Risk-Adjusted Performance

10 of 100

 
Weak
 
Strong
OK
Compared to the overall equity markets, risk-adjusted returns on investments in Big Ridge Gold are ranked lower than 10 (%) of all global equities and portfolios over the last 90 days. Despite nearly uncertain essential indicators, Big Ridge reported solid returns over the last few months and may actually be approaching a breakup point.

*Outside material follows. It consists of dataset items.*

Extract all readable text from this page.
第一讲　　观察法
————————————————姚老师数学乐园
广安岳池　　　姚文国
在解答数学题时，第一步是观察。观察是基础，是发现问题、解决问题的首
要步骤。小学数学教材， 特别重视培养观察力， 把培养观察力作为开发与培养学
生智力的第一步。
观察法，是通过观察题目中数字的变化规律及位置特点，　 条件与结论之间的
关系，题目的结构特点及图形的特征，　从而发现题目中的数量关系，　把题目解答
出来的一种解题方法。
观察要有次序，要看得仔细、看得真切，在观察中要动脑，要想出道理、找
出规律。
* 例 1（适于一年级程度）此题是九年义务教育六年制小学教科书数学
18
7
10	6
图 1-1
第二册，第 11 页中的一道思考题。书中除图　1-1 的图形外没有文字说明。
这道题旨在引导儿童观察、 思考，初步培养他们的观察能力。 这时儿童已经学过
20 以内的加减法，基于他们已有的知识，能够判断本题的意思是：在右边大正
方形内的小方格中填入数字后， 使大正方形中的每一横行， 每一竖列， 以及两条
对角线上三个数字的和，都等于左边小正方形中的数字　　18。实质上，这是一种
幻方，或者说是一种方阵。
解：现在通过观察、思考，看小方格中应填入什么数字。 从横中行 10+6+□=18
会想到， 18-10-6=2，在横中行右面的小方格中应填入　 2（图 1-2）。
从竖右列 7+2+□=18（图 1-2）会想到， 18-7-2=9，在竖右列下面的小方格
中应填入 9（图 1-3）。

Blue Star and Big Ridge Volatility Contrast

   Predicted Return Density   
       Returns  

Pair Trading with Blue Star and Big Ridge

The main advantage of trading using opposite Blue Star and Big Ridge positions is that it hedges away some unsystematic risk. Because of two separate transactions, even if Blue Star position performs unexpectedly, Big Ridge can make up some of the losses. Pair trading also minimizes risk from directional movements in the market. For example, if an entire industry or sector drops because of unexpected headlines, the short position in Big Ridge will offset losses from the drop in Big Ridge's long position.
The idea behind Blue Star Gold and Big Ridge Gold pairs trading is to make the combined position market-neutral, meaning the overall market's direction will not affect its win or loss (or potential downside or upside). This can be achieved by designing a pairs trade with two highly correlated stocks or equities that operate in a similar space or sector, making it possible to obtain profits through simple and relatively low-risk investment.
Check out your portfolio center.
Note that this page's information should be used as a complementary analysis to find the right mix of equity instruments to add to your existing portfolios or create a brand new portfolio. You can also try the Aroon Oscillator module to analyze current equity momentum using Aroon Oscillator and other momentum ratios.